Anbau Plotting Condos at Verizon Parking Garage Site in Hamilton Heights
By Rey Mashayekhi February 26, 2018 4:04 pmreprints
Residential development firm Anbau has acquired two adjacent parking garages at 620 West 153rd Street in the Hamilton Heights section of Upper Manhattan for $22.5 million with the goal of building residential condominiums on the site, Commercial Observer has learned.
Anbau closed on its purchase of the two-story garages between Broadway and Riverside Drive earlier this month after entering contract late last year. The seller, Verizon, has been using the facilities to park and house its service vehicles.
Having finalized its acquisition of the site, which features approximately 150,000 buildable square feet, the NoMad-based development firm has drawn up plans for two luxury residential condo buildings, designed by architecture firm DXA Studio, that will be connected via a landscaped courtyard and feature views of the Hudson River.
“We see [Hamilton Heights] as the next logical emerging neighborhood,” Anbau Founder and President Stephen Glascock told Commercial Observer. He cited how prices have “shot up substantially” for both condos and rentals in areas like the Manhattanville section of West Harlem, to the south of Hamilton Heights.
Glascock said the two planned condo buildings would likely hold around 150 units combined, with prices for the all-market-rate units likely to range from below $1 million to up to $3 million. Anbau, which financed its acquisition of the site with a pre-construction bridge loan from Goldman Sachs, expects to begin work on the project within the next six months with a view to completing the development in the next two to three years, he added.
Anbau will also provide parking for Verizon and its service vehicles at the property, Glascock said, with those accommodations to be separate from the parking provided to residents at the condo development.
Representatives for Verizon could not be reached for comment.
Verizon had retained Cushman & Wakefield’s Bob Knakal, Josh Kuriloff, Jonathan Hageman and Patrick Yannotta to market the property. Anbau had no broker in the deal.
Knakal told CO that C&W received “extremely robust budding activity on the property” from prospective buyers, which he attributed to “the positive changes that the [Hamilton Heights] neighborhood has experienced over the last 10 to 20 years.”

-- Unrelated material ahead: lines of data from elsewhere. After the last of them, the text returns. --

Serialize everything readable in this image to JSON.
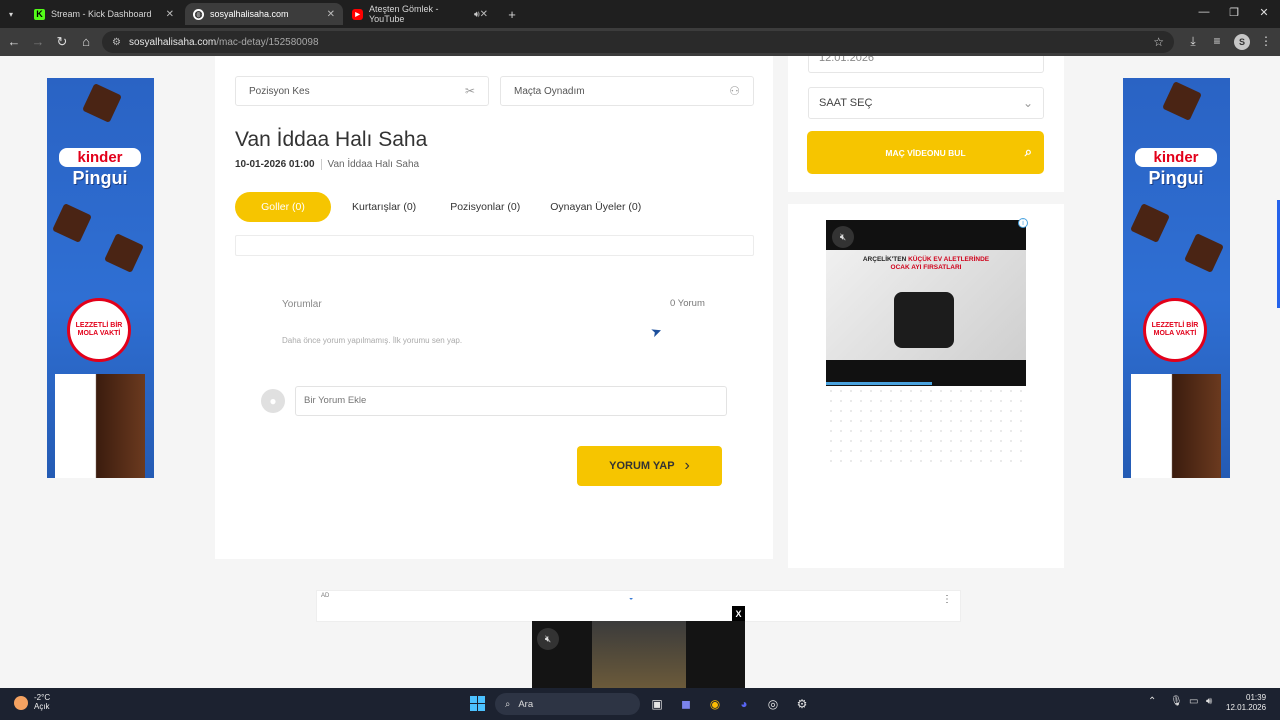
{
  "browser": {
    "tabs": [
      {
        "title": "Stream - Kick Dashboard",
        "active": false
      },
      {
        "title": "sosyalhalisaha.com",
        "active": true
      },
      {
        "title": "Ateşten Gömlek - YouTube",
        "active": false
      }
    ],
    "url_host": "sosyalhalisaha.com",
    "url_path": "/mac-detay/152580098",
    "profile_initial": "S"
  },
  "form": {
    "cut_position": "Pozisyon Kes",
    "played_in_match": "Maçta Oynadım"
  },
  "match": {
    "title": "Van İddaa Halı Saha",
    "datetime": "10-01-2026 01:00",
    "venue": "Van İddaa Halı Saha"
  },
  "tabs": [
    {
      "label": "Goller (0)",
      "active": true
    },
    {
      "label": "Kurtarışlar (0)",
      "active": false
    },
    {
      "label": "Pozisyonlar (0)",
      "active": false
    },
    {
      "label": "Oynayan Üyeler (0)",
      "active": false
    }
  ],
  "comments": {
    "heading": "Yorumlar",
    "count": "0 Yorum",
    "empty_text": "Daha önce yorum yapılmamış. İlk yorumu sen yap.",
    "input_placeholder": "Bir Yorum Ekle",
    "submit_label": "YORUM YAP"
  },
  "sidebar": {
    "date_value": "12.01.2026",
    "time_select": "SAAT SEÇ",
    "find_button": "MAÇ VİDEONU BUL"
  },
  "ads": {
    "kinder_brand": "kinder",
    "kinder_product": "Pingui",
    "kinder_slogan": "LEZZETLİ BİR MOLA VAKTİ",
    "video_headline_1": "ARÇELİK'TEN",
    "video_headline_2": "KÜÇÜK EV ALETLERİNDE",
    "video_headline_3": "OCAK AYI FIRSATLARI",
    "bottom_ad_tag": "AD",
    "sticky_close": "X"
  },
  "taskbar": {
    "temperature": "-2°C",
    "condition": "Açık",
    "search_label": "Ara",
    "time": "01:39",
    "date": "12.01.2026"
  },
  "colors": {
    "accent_yellow": "#f6c500",
    "browser_dark": "#1f1f1f",
    "taskbar": "#1c2230"
  }
}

“It’s a very desirable location,” Knakal said, pointing to rising interest in the market for Upper Manhattan development sites at large—including at 4109 Broadway in Washington Heights, where C&W has been retained to sell a four-story church building with nearly 90,000 buildable square feet on behalf of Christ Church, United Methodist of New York City.
That property will likely be converted into residential condos as well, Knakal added, noting that developers are increasingly looking uptown to take advantage of lower land costs “that make it a lot more feasible to build condos”—particularly at a price point more appealing to prospective residential buyers.
Glascock agreed, noting that the Anbau “can pass on that low land cost to translate to lower prices for condos” at its new site and that the firm believes there is “strong demand” for units in the $1-million to $3-million range that will be served by the new Hamilton Heights development.
Anbau specializes primarily in the Manhattan condo market, with recent projects including Citizen360, an 84-unit SHoP Architects-designed building at 360 East 89th Street in Yorkville, and 207W79, a 19-unit Upper West Side property at 207 West 79th Street designed by Morris Adjmi Architects.
The firm also owns several multifamily rental properties in the borough; in December 2017, Anbau acquired two five-story buildings holding a combined 22 apartments at 53-55 First Avenue in the East Village for $16.2 million.